Here is a magical movie moment. A nun who has been brutally raped by a gang of street kids kneels before a church altar in pious supplication. Unbelievably, she speaks in defence of her attackers, wishing that their "bitter semen" can somehow be redeemed by God.
Beside her is Harvey Keitel, bad lieutenant – bloated, shambling, incoherent, drugged out of his tiny mind. Harvey listens to the nun's demented speech, then offers this helpful advice: "Get with the program, Sister!"
Bad Lieutenant is a truly mind-boggling film. Few movies have prompted such an utter ambivalence in my own critical response: on a first viewing, I found it in equal parts stupid and remarkable, offensive and sublime. Subsequent viewings across a decade have revealed what a purified, minimalist work it is, and how unique within the annals of American cinema in the '90s.
Writer and co-director Abel Ferrara (Body Snatchers ) is an unimpeachable auteur – a visionary filmmaker who takes his own fantasies, torments and obsessions to the point of madness.
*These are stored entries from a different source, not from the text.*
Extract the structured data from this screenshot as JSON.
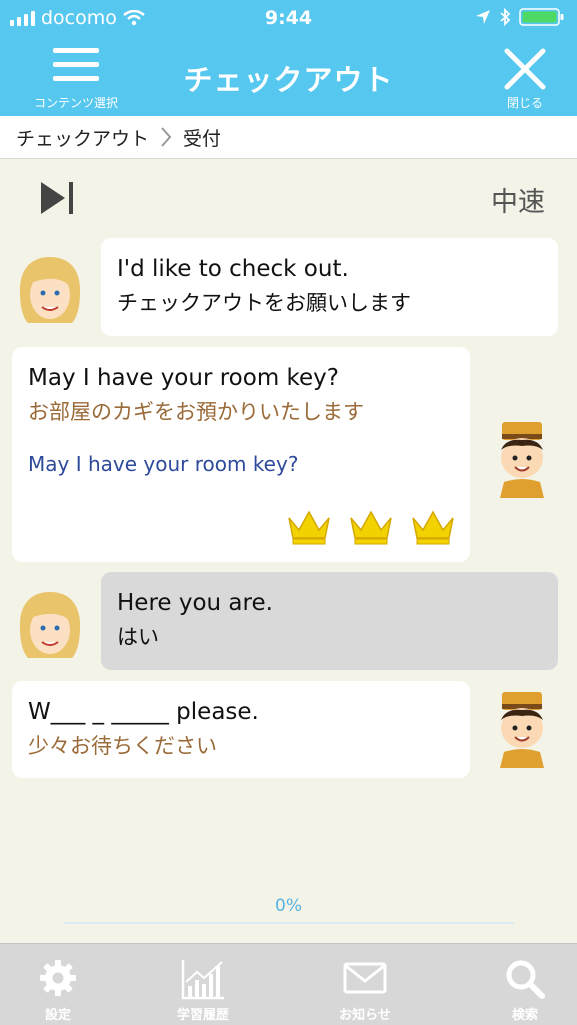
{
  "status": {
    "carrier": "docomo",
    "time": "9:44"
  },
  "header": {
    "menu_label": "コンテンツ選択",
    "title": "チェックアウト",
    "close_label": "閉じる"
  },
  "breadcrumb": {
    "parent": "チェックアウト",
    "current": "受付"
  },
  "controls": {
    "speed": "中速"
  },
  "messages": [
    {
      "speaker": "guest",
      "en": "I'd like to check out.",
      "ja": "チェックアウトをお願いします"
    },
    {
      "speaker": "staff",
      "en": "May I have your room key?",
      "ja": "お部屋のカギをお預かりいたします",
      "answer": "May I have your room key?",
      "crowns": 3
    },
    {
      "speaker": "guest",
      "en": "Here you are.",
      "ja": "はい"
    },
    {
      "speaker": "staff",
      "en": "W___ _ _____ please.",
      "ja": "少々お待ちください"
    }
  ],
  "progress": {
    "label": "0%",
    "value": 0
  },
  "tabs": [
    {
      "label": "設定",
      "icon": "gear-icon"
    },
    {
      "label": "学習履歴",
      "icon": "chart-icon"
    },
    {
      "label": "お知らせ",
      "icon": "mail-icon"
    },
    {
      "label": "検索",
      "icon": "search-icon"
    }
  ],
  "colors": {
    "accent": "#56c7ef",
    "brown_text": "#9a6a38",
    "blue_text": "#2e4a9a",
    "crown": "#f2d200"
  }
}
Even better, he has the ability to coax Keitel – as well as the remarkable writer-actor Zoë Lund – out on the limb with him.
You will never find a narrative structure like this one advocated in a how-to-write-a-screenplay manual. The film tracks the decline of its anti-hero through a blur of scenes and sensations, with only the incessant drone of sports commentators on radio and TV casually marking the important stages of the plot. As a director, Ferrara is heir to John Cassavetes' bold experiments in films like Husbands (1970): as viewers we are mercilessly plunged into the middle of every event, and rigorously denied any privileged or superior point of view.
Avid supporters of the film have embraced it as a tortured allegory of the Catholic faith, equating Ferrara's burning interests with those of his contemporary, Martin Scorsese – who has himself, subsequently, veritably blessed this film. However true this religious interpretation may be, it cannot absolve Ferrara of all sin in his representation of men, women, sex and violence.
Yet Ferrara, like Pier Paolo Pasolini or Russ Meyer, has fully chosen the path of profane cinema. Whatever mixed feelings anyone may have about Bad Lieutenant, it is a compelling, amazing film. So get with the program!